Надоело быть жертвой? Стань профи по информационной безопасности, получай самую свежую информацию об угрозах и средствах защиты от ведущего российского аналитического центра Anti-Malware.ru:

----------


## EvilPhantasy

Дохлый проект (ИМХО), являющийся универсальным бсодогенератором (факт). Уйти от обнаружения такой тулзой - десять минут ненапряженной работы. Современные ядерные руткиты этой тулзе в принципе не по зубам. Универсальный метод борьбы с руткитами - bootable CD (для нтфс) или дискетка (для фат32) + набор дисковых утилит + мозги и прямые руки.

----------


## aintrust

Есть несколько интересных идей, однако реализация сильно страдает. Из-за бсодов программа почти неработоспособна. Кроме того, проект так и застрял на уровне 1-й беты, впрочем с тех пор и про его основного автора, Питера Зильбермана, не слышно почти ничего.
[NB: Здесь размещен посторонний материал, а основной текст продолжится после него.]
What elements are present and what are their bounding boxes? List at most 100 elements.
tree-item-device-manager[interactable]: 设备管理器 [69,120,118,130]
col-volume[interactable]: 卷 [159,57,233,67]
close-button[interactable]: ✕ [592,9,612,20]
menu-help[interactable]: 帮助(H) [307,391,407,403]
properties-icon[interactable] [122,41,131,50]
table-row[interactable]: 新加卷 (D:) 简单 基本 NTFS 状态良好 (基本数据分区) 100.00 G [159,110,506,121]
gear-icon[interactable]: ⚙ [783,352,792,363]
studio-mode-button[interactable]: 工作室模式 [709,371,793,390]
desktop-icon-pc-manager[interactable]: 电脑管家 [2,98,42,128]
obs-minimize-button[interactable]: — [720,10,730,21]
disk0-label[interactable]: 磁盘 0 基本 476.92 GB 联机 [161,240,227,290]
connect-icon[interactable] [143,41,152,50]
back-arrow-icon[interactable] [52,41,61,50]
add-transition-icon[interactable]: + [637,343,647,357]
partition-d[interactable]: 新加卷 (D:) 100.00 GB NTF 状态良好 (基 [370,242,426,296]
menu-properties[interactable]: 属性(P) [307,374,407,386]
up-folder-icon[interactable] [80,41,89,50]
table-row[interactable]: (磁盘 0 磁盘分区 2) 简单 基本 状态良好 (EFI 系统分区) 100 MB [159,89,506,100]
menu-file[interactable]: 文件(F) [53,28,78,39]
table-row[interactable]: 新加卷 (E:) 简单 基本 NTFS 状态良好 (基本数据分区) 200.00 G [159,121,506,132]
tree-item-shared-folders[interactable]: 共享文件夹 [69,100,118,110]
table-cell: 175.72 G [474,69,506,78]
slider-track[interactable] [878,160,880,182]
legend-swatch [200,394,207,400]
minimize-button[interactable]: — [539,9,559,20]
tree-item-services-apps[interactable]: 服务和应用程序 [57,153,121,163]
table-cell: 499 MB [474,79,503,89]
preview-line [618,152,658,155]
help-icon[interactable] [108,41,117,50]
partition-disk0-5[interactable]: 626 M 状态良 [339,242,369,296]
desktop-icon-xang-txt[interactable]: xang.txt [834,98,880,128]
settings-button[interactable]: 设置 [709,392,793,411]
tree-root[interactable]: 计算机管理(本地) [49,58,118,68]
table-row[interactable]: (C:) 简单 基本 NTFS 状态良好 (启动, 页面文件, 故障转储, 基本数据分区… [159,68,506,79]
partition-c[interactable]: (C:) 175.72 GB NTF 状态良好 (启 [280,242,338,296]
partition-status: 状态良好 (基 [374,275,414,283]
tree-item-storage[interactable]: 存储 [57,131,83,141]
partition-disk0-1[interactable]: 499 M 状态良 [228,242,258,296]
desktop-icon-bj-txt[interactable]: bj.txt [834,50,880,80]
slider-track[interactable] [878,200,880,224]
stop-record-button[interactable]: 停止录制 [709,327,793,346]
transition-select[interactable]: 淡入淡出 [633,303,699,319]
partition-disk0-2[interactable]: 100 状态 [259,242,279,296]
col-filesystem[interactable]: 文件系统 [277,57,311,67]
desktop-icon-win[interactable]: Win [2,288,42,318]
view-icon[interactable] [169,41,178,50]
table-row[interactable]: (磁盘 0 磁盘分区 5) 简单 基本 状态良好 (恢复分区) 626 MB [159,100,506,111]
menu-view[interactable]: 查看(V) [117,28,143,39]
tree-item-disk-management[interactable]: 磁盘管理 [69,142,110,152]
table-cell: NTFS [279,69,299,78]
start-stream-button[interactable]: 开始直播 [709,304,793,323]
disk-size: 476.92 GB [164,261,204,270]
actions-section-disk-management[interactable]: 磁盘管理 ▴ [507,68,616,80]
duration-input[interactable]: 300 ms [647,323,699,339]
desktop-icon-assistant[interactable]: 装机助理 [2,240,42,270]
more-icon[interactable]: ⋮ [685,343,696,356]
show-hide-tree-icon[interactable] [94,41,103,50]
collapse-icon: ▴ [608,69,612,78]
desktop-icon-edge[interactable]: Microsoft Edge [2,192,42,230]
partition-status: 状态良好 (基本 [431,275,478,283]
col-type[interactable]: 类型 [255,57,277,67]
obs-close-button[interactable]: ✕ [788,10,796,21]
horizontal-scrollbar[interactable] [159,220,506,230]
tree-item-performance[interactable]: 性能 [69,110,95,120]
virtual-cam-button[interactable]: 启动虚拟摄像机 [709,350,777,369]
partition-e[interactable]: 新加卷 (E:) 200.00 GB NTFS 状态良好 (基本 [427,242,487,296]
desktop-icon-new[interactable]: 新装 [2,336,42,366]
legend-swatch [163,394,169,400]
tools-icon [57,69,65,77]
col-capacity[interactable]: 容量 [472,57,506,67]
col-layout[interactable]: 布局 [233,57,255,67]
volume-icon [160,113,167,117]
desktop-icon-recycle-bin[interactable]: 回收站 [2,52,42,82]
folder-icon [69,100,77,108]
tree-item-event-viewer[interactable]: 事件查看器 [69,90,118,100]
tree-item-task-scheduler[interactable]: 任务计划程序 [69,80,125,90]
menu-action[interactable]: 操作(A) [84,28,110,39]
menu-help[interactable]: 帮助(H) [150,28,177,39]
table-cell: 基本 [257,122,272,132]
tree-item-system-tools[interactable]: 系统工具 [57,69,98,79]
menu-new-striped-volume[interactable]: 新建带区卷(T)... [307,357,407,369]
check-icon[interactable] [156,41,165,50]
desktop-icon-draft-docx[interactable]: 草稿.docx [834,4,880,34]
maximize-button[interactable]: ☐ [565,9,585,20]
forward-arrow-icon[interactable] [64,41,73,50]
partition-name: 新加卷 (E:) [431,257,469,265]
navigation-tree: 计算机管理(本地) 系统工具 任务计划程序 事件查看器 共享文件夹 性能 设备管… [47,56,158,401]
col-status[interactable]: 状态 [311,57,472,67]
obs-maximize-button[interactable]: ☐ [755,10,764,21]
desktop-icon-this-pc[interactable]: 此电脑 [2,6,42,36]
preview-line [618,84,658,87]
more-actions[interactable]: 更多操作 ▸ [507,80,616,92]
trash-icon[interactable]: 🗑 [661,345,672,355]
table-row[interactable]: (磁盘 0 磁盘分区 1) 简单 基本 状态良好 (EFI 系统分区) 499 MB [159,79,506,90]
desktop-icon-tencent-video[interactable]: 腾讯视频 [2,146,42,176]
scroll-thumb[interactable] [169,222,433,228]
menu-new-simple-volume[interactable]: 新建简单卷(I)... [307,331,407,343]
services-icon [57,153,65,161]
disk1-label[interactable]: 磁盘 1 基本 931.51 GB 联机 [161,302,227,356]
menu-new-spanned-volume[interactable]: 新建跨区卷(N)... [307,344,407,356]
PS. Кстати (я вижу, тут не все в курсе), Джейми Батлер уже не работает в _Komoku Inc_ - говорят, его поперли оттуда... =)

----------


## drongo

> Универсальный метод борьбы с руткитами - bootable CD (для нтфс) или дискетка (для фат32) + набор дисковых утилит + мозги и прямые руки.


Было бы здорово , если бы вы поделились опытом и начертали статейку другую на эту тему . Kакие тулзы использовать , (желательно с ссылками на них), на что обращать внимание , с скриншотами было бы супер . Я что-то не видел в последние время подробных статеек на эту тему . Только каждый норовит сделать свой супер-antirootkit в основном с одной кнопкой "scan" .

----------


## Flooter

Кстати, помните был такой проект - ADinf ?
Он типа был крут тем, что обращался напрямую к драйверу диска при чтении файловой системы.
По отношению к современным руткитам он как - тоже .... будет, со своим этим драйвером диска?  :Smiley:

----------


## EvilPhantasy

@Flooter

Во-первых ADinf имеет несколько режимов работы под разные винды. Так как w9x неактуальна с 2000 года, про неё мы молчим. А в нт, ADinf разбирает файловую систему через UserMode, что есть устаревший подход и к текущему времени просто ламерство. Альтернативные потоки NTFS Adinf не знает и не сканирует. Все остальное реализовано очень медленно, что было приелимо лишь в 2000 году, когда размер дисков ограничивался не воображением.

@drongo
Смысла писать какие-либо мануалы я не вижу никакого, поскольку их все равно почти никто читать не будет, а те кто и прочитают ещё двадцать пять раз спросят про особенности того или иного действия. На этом же или похожем форумах. АВ-компании могут сколько угодно лепить свои так называемые антируткиты, вот скоро и Касперский наверняка что-нибудь выкинет.

----------


## drongo

> @drongo
> Смысла писать какие-либо мануалы я не вижу никакого, поскольку их все равно почти никто читать не будет, а те кто и прочитают ещё двадцать пять раз спросят про особенности того или иного действия. На этом же или похожем форумах. АВ-компании могут сколько угодно лепить свои так называемые антируткиты, вот скоро и Касперский наверняка что-нибудь выкинет.


Хорошо сделанная статья с скринами очень помогает раскрутке как сайта , так и самого автора . Тем самым делает популярней программы над которыми работает автор.
Заставлять я не вправе , однако читать будут . У нас целый раздел есть  :Smiley:   А если не хотите у нас , можете хоть на вашем сайте . А вопросы скорее будут , тут уж ничего не поделаешь .Тема популярная в последнее время .Ручной поиск всегда интересней и  может выявить зверей неизвестных на данный момент антируткиту .Хотел бы поучиться у знающего человека на этом поприще войны руткитов-антируткитов как это делать специальными утилитами , без помощи антируткитов , как таковых .

----------